It has been a busy and difficult week....
Firstly we finally did our (me, and my friends Rowan and Elaine - along with the PTFA) clothes sale at school. This clothes sale has used up the majority of my energy over the last month. Firstly, we had the clothes donated, then they came to my house to be sorted. Then I collected 12 rails from a church nearby (with my friend Nairn), and 400 hangers from the local shopping centre. It was a lot of running around for me, and a lot of sorting over the past few weeks. However, as much as I ached and felt tired, I got through it! The actual clothes sale wasn't quite as busy as I would have liked, but we made about £200 which was good. The whole experience was really full on, but I do feel a sense of achievement after it. I was worried it was going to put me off joining the PTFA, but it hasn't. I have realised that I need something to keep my mind busy once Ed starts school in September. Without something to keep my mind busy, my anxiety shoots through the roof! It's tricky though because talking to people I don't know makes me feel anxious, so joining the PTFA could be anxiety inducing....yet I'm doing it because I'm hoping it will help my anxiety! Catch-22. I think the reason I want to make myself do it is because it will hoping put me out of my comfort zone, ready for me to do hypnobirthing training and setting up the business next year.
Only time will tell whether it helps.
Talking of anxiety though, there have been two brilliant documentaries I've seen recently about anxiety and depression, that I wanted to tell you about.
The first was Louis Theroux's: Mothers on the Edge, which covered mothers living on a mental health unit after giving birth. It made me feel extremely emotional because it brought back how I felt after giving birth and beyond. The anxiety and awful depression, did, in my eyes, impact on my relationship with the children when they were young. I always felt a lack of connection because of the depression, and found it all just so overwhelming. As one mother said, you're taught that you'll receive this rush of love when you see your child, and for me, and her, it just didn't happen. Obviously I knew that I loved them, but the depression and anxiety got in the way of those feelings and just put thoughts of self-doubt into my head. It was a tricky time, and the documentary brought it all back.
The second documentary, was Nadiya: Anxiety and Me. This followed baker and celebrity Nadiya Hussain as she started CBT therapy for her anxiety that she had been dealing with since a very young age. Weirdly watching it, made me feel more anxious myself. Nadiya suffers worse than me, but it brought those feelings home again. Like me, Nadiya found that she needed to keep busy to combat her anxiety and panic attacks. Luckily I haven't had a full blown panic attack for a while, but I often feel on the edge of one. One interesting tip was not to breathe in and out to try and calm breathing because often this can make things worse. Instead you need to go to the source, of why you are panicking in the first place. As I learnt in my CBT training, you need to stop, take a step back, assess the situation and try and look at the feeling objectively.
Now I've calmed down a bit though, I thought a spot of writing would help - hence this blog post.

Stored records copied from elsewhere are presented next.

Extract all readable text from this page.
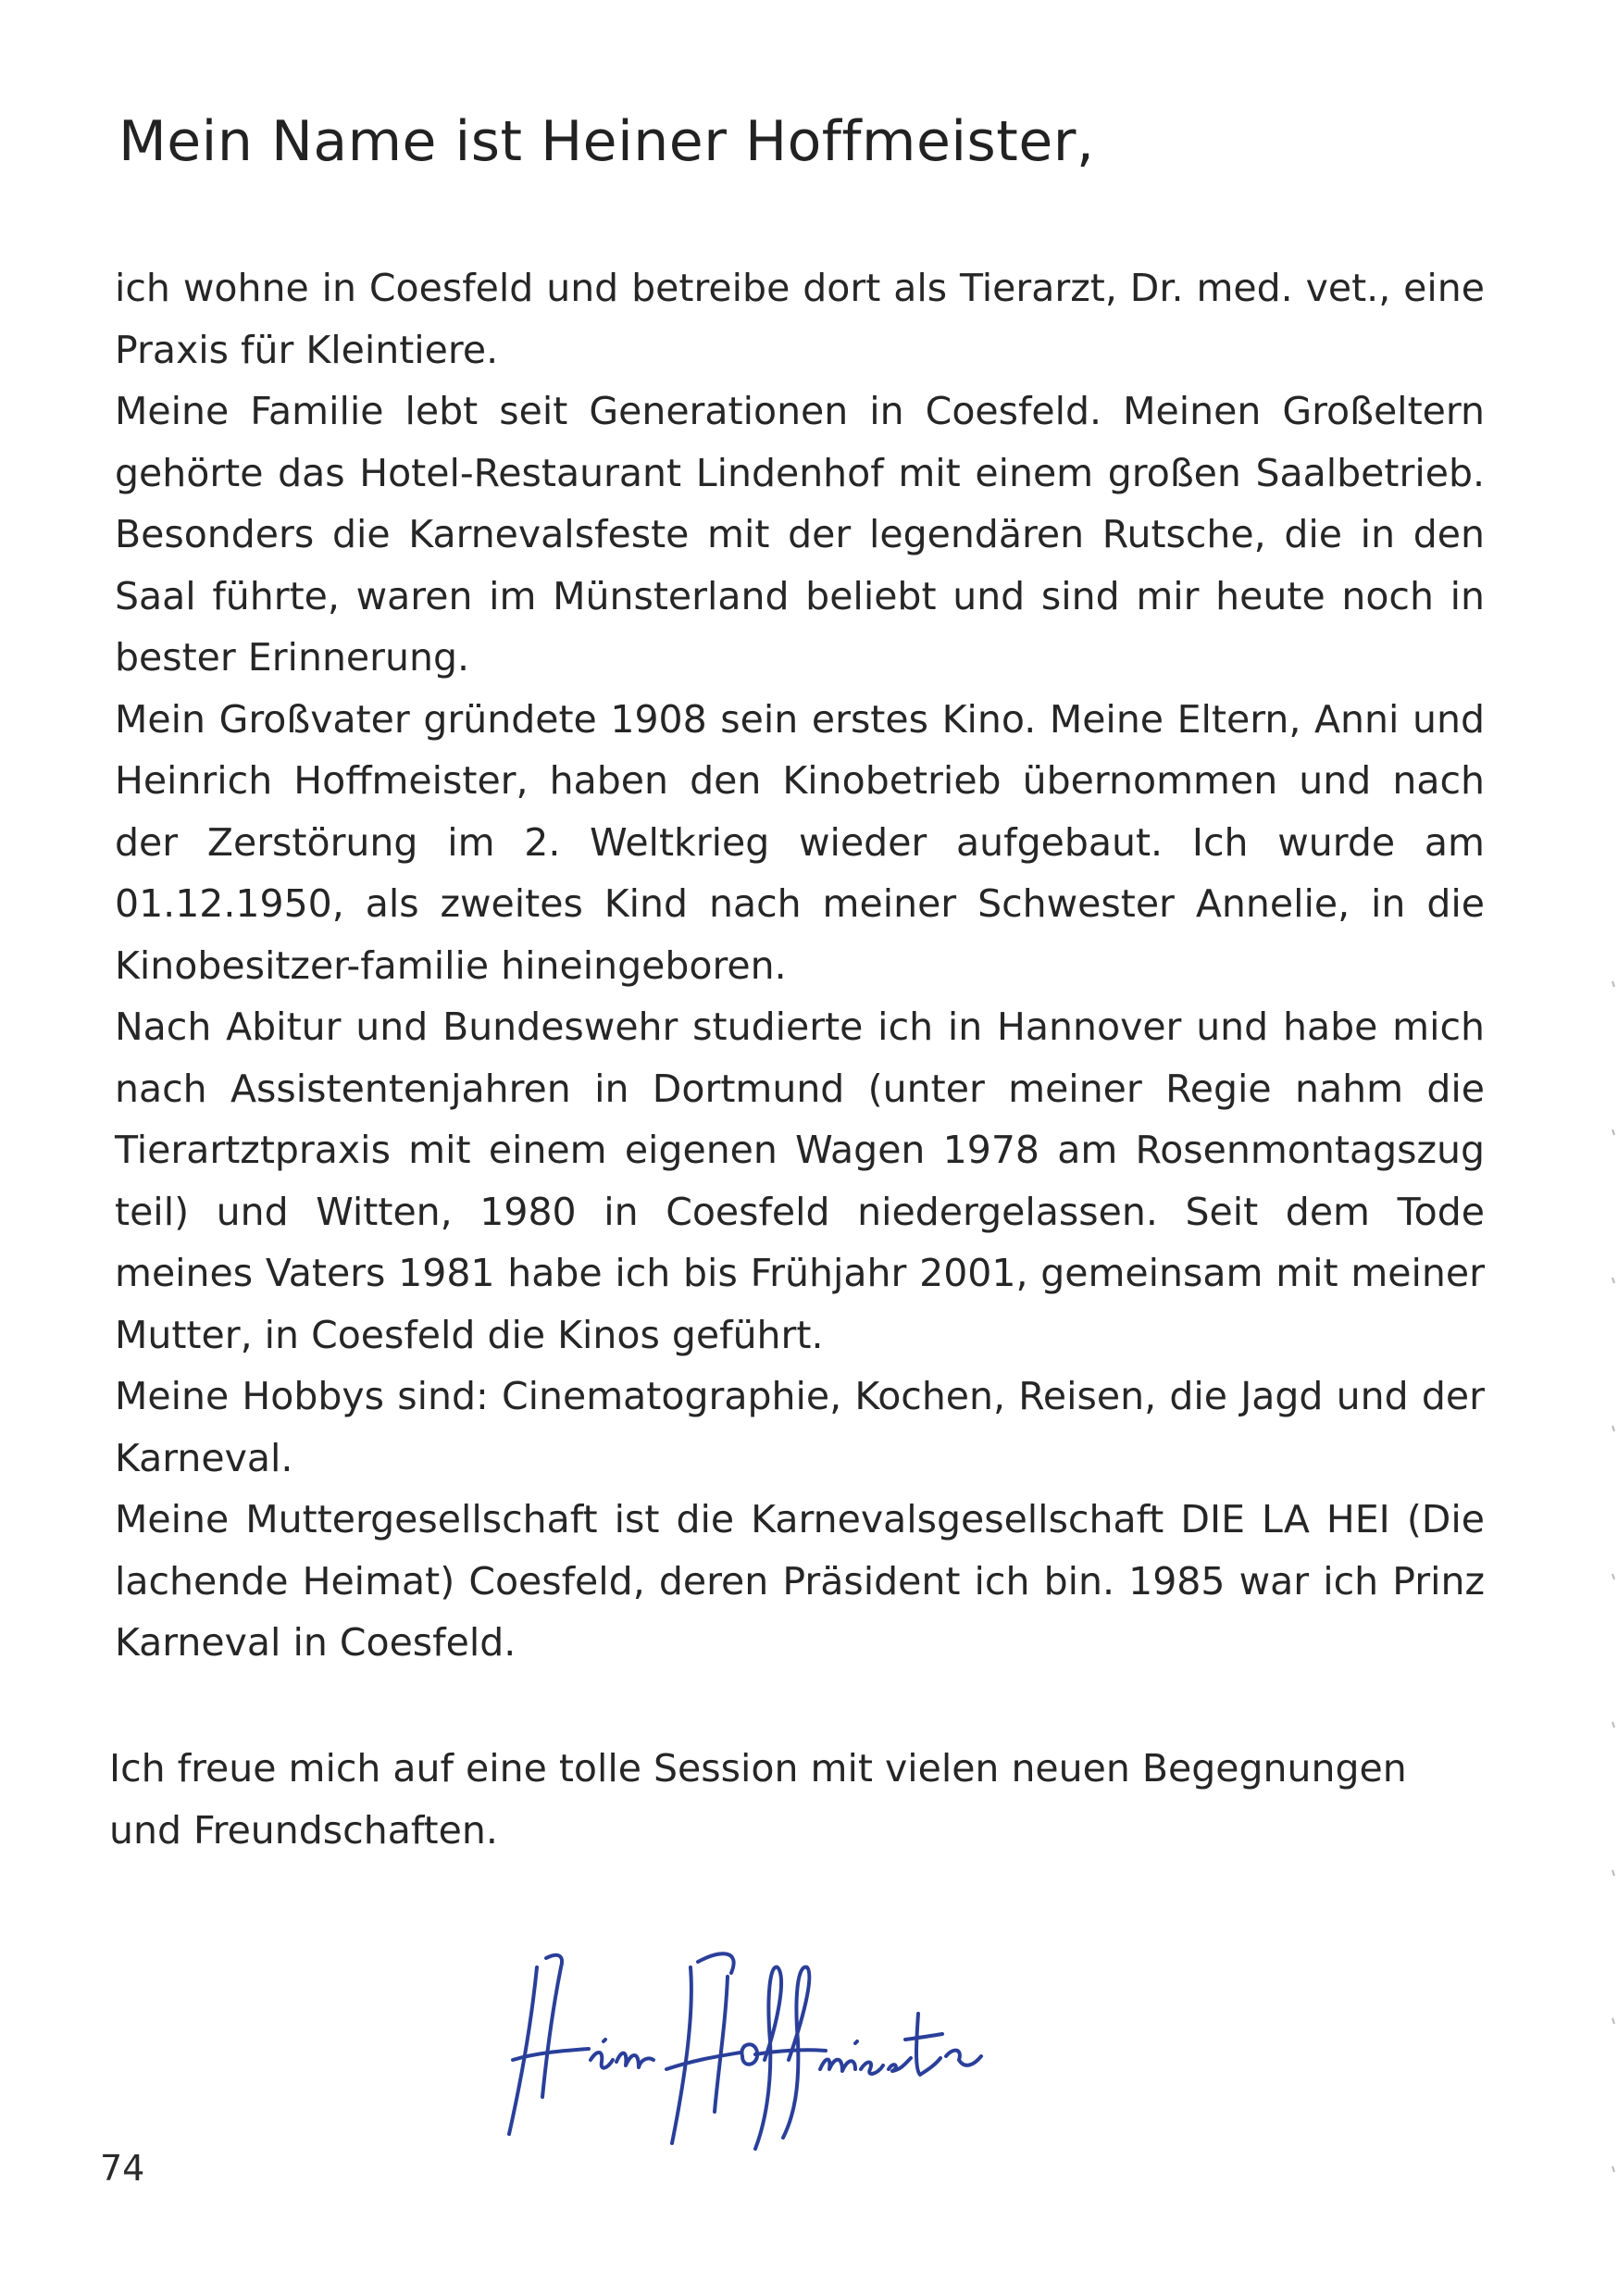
Mein Name ist Heiner Hoffmeister,

ich wohne in Coesfeld und betreibe dort als Tierarzt, Dr. med. vet., eine Praxis für Kleintiere.

Meine Familie lebt seit Generationen in Coesfeld. Meinen Großeltern gehörte das Hotel-Restaurant Lindenhof mit einem großen Saalbetrieb. Besonders die Karnevalsfeste mit der legendären Rutsche, die in den Saal führte, waren im Münsterland beliebt und sind mir heute noch in bester Erinnerung.

Mein Großvater gründete 1908 sein erstes Kino. Meine Eltern, Anni und Heinrich Hoffmeister, haben den Kinobetrieb übernommen und nach der Zerstörung im 2. Weltkrieg wieder aufgebaut. Ich wurde am 01.12.1950, als zweites Kind nach meiner Schwester Annelie, in die Kinobesitzer-familie hineingeboren.

Nach Abitur und Bundeswehr studierte ich in Hannover und habe mich nach Assistentenjahren in Dortmund (unter meiner Regie nahm die Tierartztpraxis mit einem eigenen Wagen 1978 am Rosenmontagszug teil) und Witten, 1980 in Coesfeld niedergelassen. Seit dem Tode meines Vaters 1981 habe ich bis Frühjahr 2001, gemeinsam mit meiner Mutter, in Coesfeld die Kinos geführt.

Meine Hobbys sind: Cinematographie, Kochen, Reisen, die Jagd und der Karneval.

Meine Muttergesellschaft ist die Karnevalsgesellschaft DIE LA HEI (Die lachende Heimat) Coesfeld, deren Präsident ich bin. 1985 war ich Prinz Karneval in Coesfeld.

Ich freue mich auf eine tolle Session mit vielen neuen Begegnungen und Freundschaften.

74
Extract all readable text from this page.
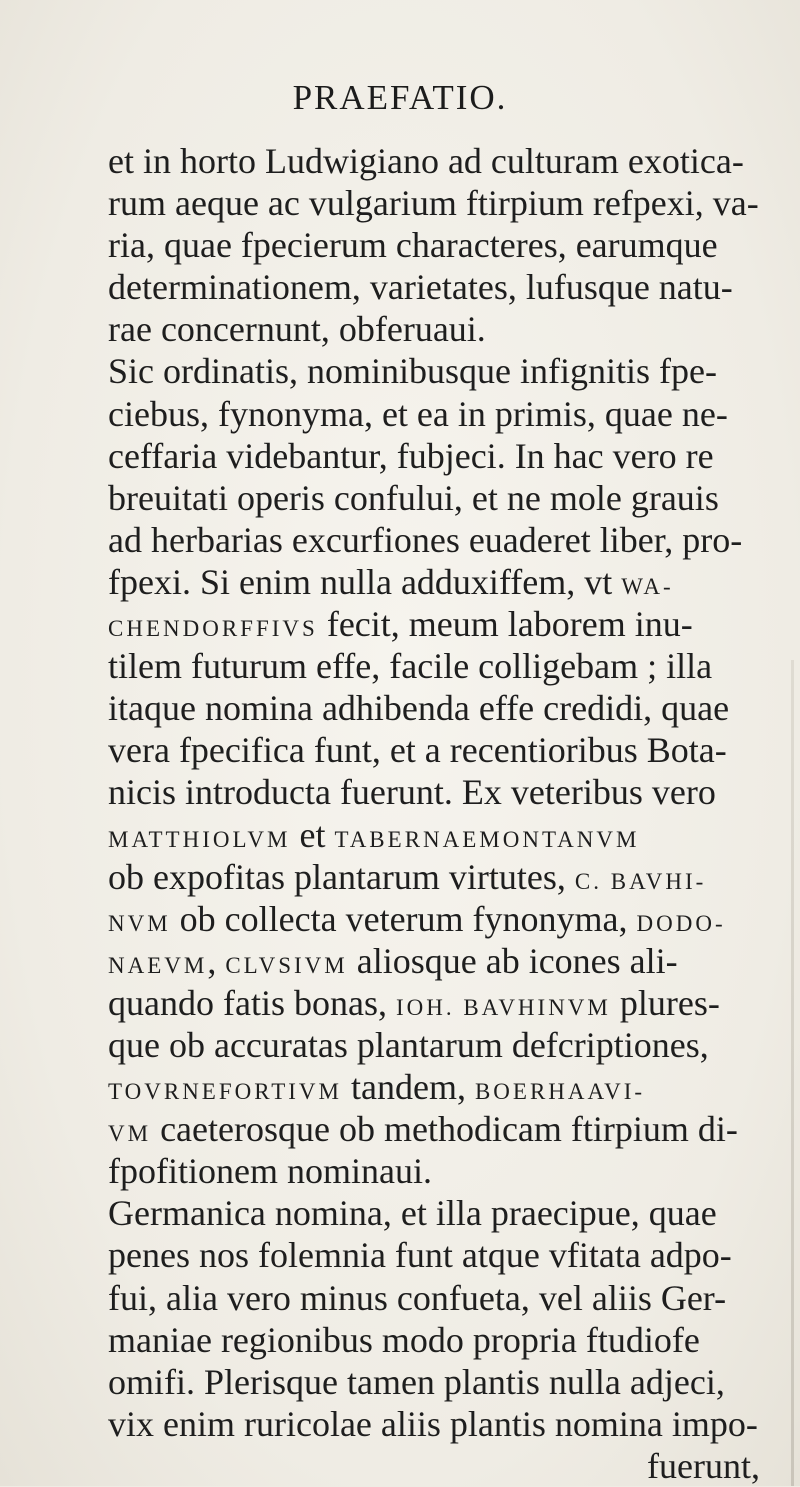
PRAEFATIO.
et in horto Ludwigiano ad culturam exotica-
rum aeque ac vulgarium ftirpium refpexi, va-
ria, quae fpecierum characteres, earumque
determinationem, varietates, lufusque natu-
rae concernunt, obferuaui.
Sic ordinatis, nominibusque infignitis fpe-
ciebus, fynonyma, et ea in primis, quae ne-
ceffaria videbantur, fubjeci. In hac vero re
breuitati operis confului, et ne mole grauis
ad herbarias excurfiones euaderet liber, pro-
fpexi. Si enim nulla adduxiffem, vt WA-
CHENDORFFIVS fecit, meum laborem inu-
tilem futurum effe, facile colligebam ; illa
itaque nomina adhibenda effe credidi, quae
vera fpecifica funt, et a recentioribus Bota-
nicis introducta fuerunt. Ex veteribus vero
MATTHIOLVM et TABERNAEMONTANVM
ob expofitas plantarum virtutes, C. BAVHI-
NVM ob collecta veterum fynonyma, DODO-
NAEVM, CLVSIVM aliosque ab icones ali-
quando fatis bonas, IOH. BAVHINVM plures-
que ob accuratas plantarum defcriptiones,
TOVRNEFORTIVM tandem, BOERHAAVI-
VM caeterosque ob methodicam ftirpium di-
fpofitionem nominaui.
Germanica nomina, et illa praecipue, quae
penes nos folemnia funt atque vfitata adpo-
fui, alia vero minus confueta, vel aliis Ger-
maniae regionibus modo propria ftudiofe
omifi. Plerisque tamen plantis nulla adjeci,
vix enim ruricolae aliis plantis nomina impo-
fuerunt,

One great thing that happened this week, was that I met up with my friends from the Living with MS course I took last year! We finally got around to it, and it was lovely.
It was so nice to be around people that you know really 'get' MS because they live and breathe it too. Hopefully we'll be meeting up again soon.
What else happened this week......of course! It was Ed's birthday!! (I told you it was a busy week!)
My little man is now 4 and growing up at the rate of knots. It was a lovely day, and full of all things Lego and Star Wars related. I made his cake after a final clear out and tidy up at school after the clothes sale (I never want to see a rail or hanger again!!) and impressed myself.
Ok, so as with all of my cakes, you never want to look too closely at the details (I can't ice a cake to save my life!) but Ed didn't seem to mind. He was just chuffed he got a Jabba the Hutt to add to his Lego collection. :D
So there you go, it's all been whirldwind of clothes, cake and birthday fun. We've got Ed's proper party on Saturday then hopefully we're going away to West Bay in Dorset again for a few days in half term. Living life to the MAX. :)
My not-so-little boy, with his not-so-little cake!